Coase himself rejected the zero-transaction-cost assumption embedded in what became known as the Coase Theorem. "I never liked the Coase Theorem," he told Russ Roberts. "It's a proposition about a system in which there were no transaction costs. It's a system which couldn't exist." The frictionless world where parties negotiate costlessly to efficient outcomes is a theoretical construct useful for isolating the effect of property-rights assignment, not a description of any real economy. The Coasean Singularity commits the same error at organizational scale: treating the limiting case as an achievable endpoint rather than an analytical tool.
The concept's appeal lies in its apparent fit with observable trends. AI does reduce search costs (finding information, matching capabilities to needs), bargaining costs (natural language specifications replacing formal contracts), and monitoring costs (algorithmic oversight of distributed work). Platforms demonstrate that coordination at massive scale is possible without traditional organizational hierarchy — Uber coordinates millions of drivers, Airbnb coordinates millions of hosts, GitHub coordinates millions of developers, all through algorithmic infrastructure rather than managerial direction. Extrapolating these trends produces the Singularity vision: every worker an independent agent, every transaction algorithmically matched, every firm dissolved into a platform-mediated market.

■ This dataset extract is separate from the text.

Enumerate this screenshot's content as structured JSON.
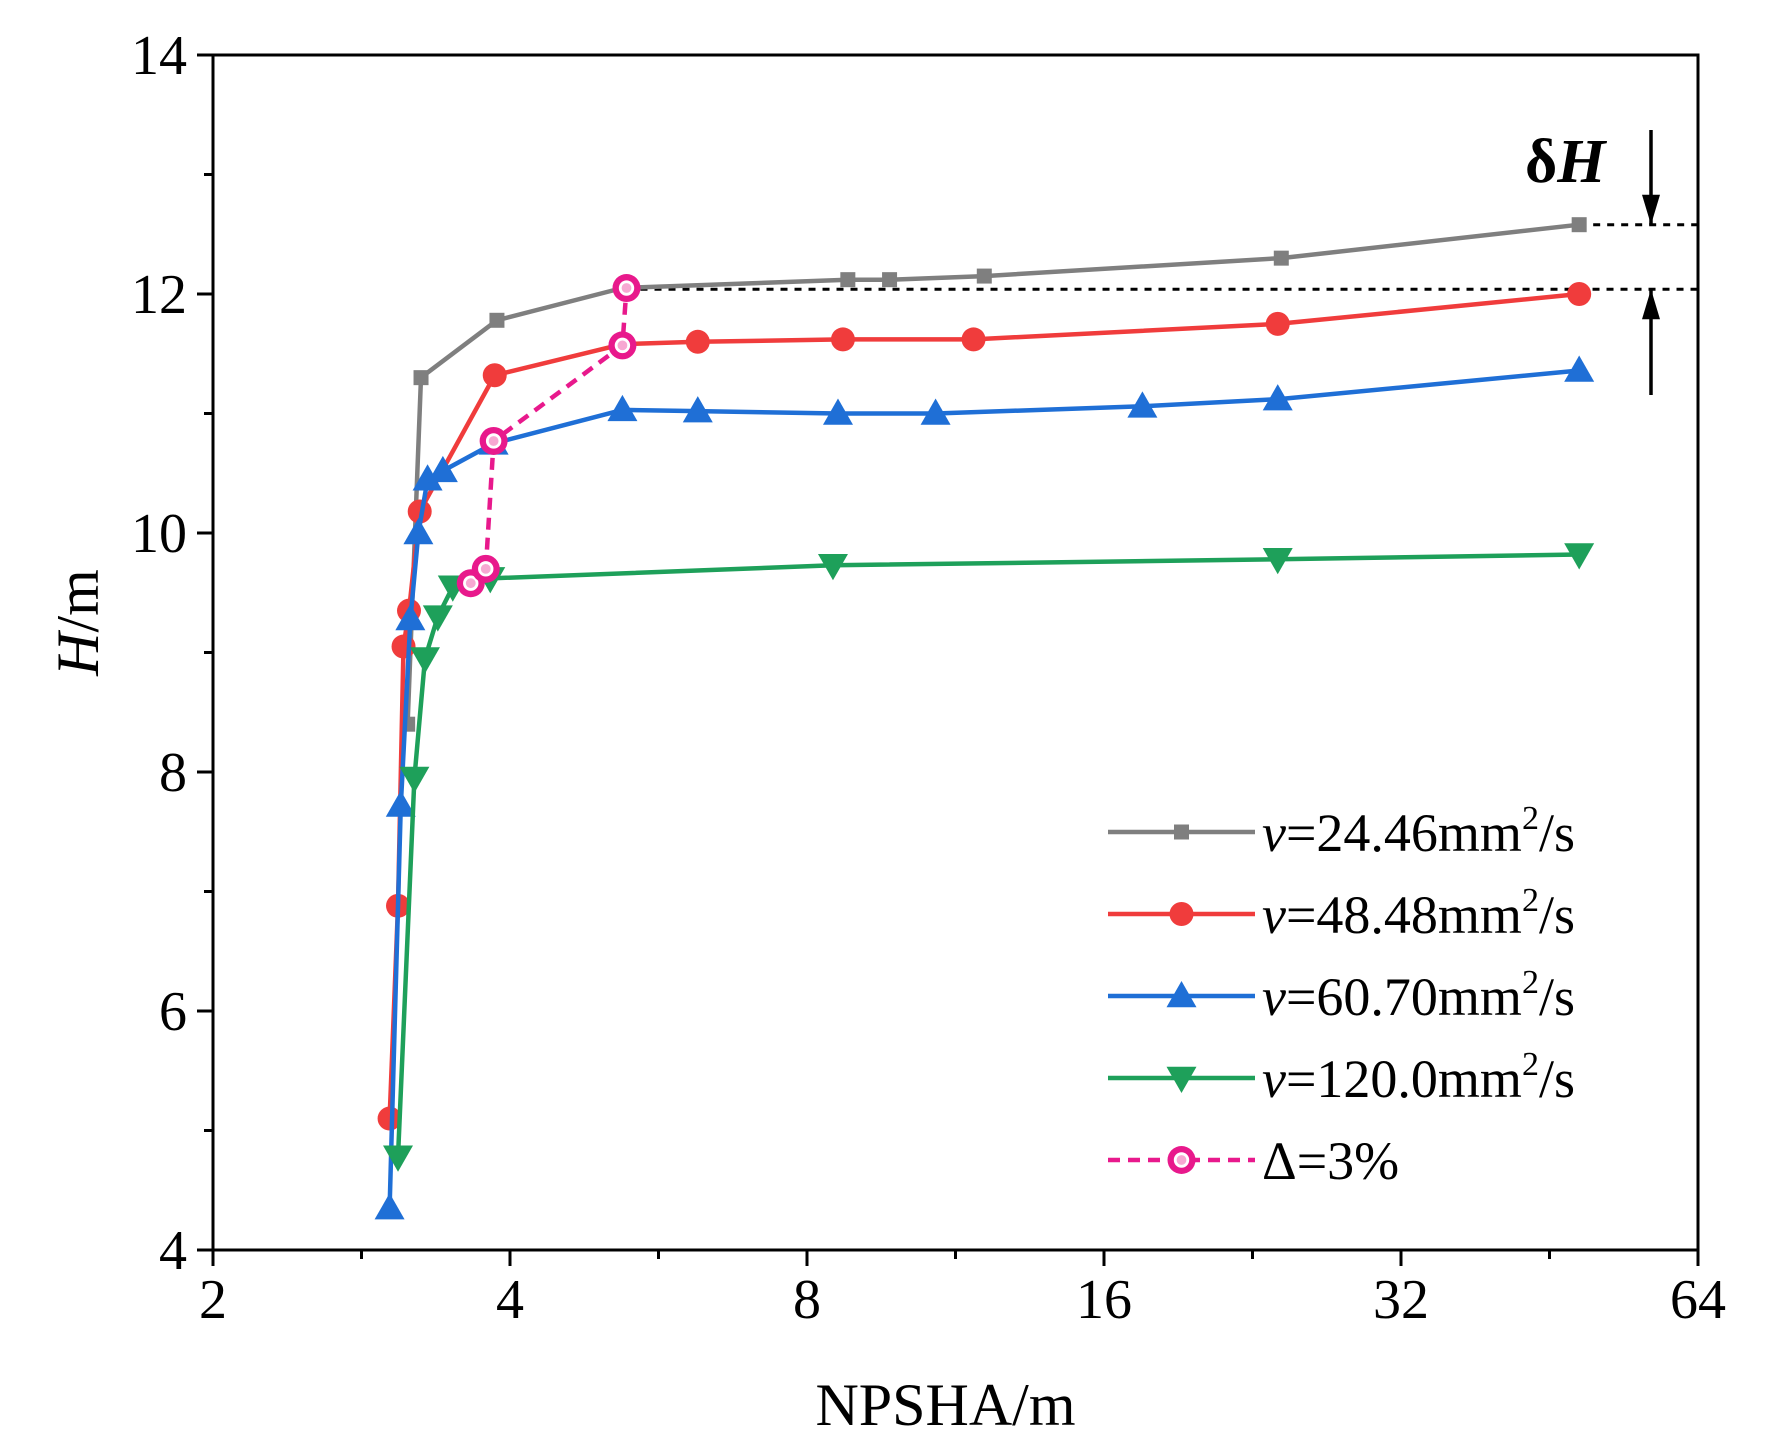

Samuel Hammond's warning about power concentration exposes the Singularity's political flaw. Near-zero monitoring costs favor whoever does the monitoring. In practice, that tends to be the entity with the most data, the most compute, the most comprehensive surveillance infrastructure — not individuals or small firms but large platforms. The Coasean boundary might not contract the firm but expand it, because the platform that monitors cheaply can absorb activities that smaller entities perform less efficiently. The result would be not atomized individuals but concentrated platform power — a different organizational future, still Coasian in logic, producing centralization rather than the decentralization the Singularity narrative assumes.

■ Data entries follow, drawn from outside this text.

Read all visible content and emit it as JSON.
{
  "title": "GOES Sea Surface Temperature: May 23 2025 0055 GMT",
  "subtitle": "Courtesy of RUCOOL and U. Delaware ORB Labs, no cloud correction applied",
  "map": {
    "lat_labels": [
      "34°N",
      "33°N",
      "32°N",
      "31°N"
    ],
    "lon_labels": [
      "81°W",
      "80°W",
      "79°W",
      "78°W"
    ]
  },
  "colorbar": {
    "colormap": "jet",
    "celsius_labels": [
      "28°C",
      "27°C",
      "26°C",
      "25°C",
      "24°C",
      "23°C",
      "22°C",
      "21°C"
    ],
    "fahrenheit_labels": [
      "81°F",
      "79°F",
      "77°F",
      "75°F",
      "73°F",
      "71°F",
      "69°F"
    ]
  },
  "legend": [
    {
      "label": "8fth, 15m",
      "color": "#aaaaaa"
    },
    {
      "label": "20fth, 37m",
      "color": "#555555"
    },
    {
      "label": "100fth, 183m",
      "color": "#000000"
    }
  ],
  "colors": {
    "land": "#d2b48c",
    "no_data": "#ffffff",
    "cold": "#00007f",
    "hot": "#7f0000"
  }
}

The term appeared in Shahidi, Rusak, Manning, Fradkin, and Horton's 2025 NBER chapter on AI and the future of work, drawing on earlier speculation by Tyler Cowen and others about AI's effect on organizational boundaries. The concept synthesized Coasian transaction-cost logic with AI capability projections, producing a limiting-case scenario useful for identifying which transaction costs were genuinely collapsing and which remained stubbornly high. The Singularity framing was deliberately provocative — designed to force clear thinking about what firms actually do and what would happen if those functions became market-transactable.
The unattainable limit. Zero transaction costs are as unreachable as frictionless planes in physics — useful for isolating variables, impossible in reality where information asymmetry, uncertainty, and social complexity persist.
Markets cannot provide trust. The social functions firms perform — building relationships, transmitting tacit knowledge, maintaining professional standards, providing belonging — are not reducible to transaction costs and do not disappear when transactions become cheap.
Power concentration as alternative trajectory. If monitoring costs approach zero, the Coasian logic may favor large platforms that can monitor cheaply rather than small individuals — producing centralization, not atomization.
The Singularity as diagnostic tool. The concept's value lies in identifying which organizational functions are transaction-cost-justified (threatened by AI) versus which are social-function-justified (persist after AI).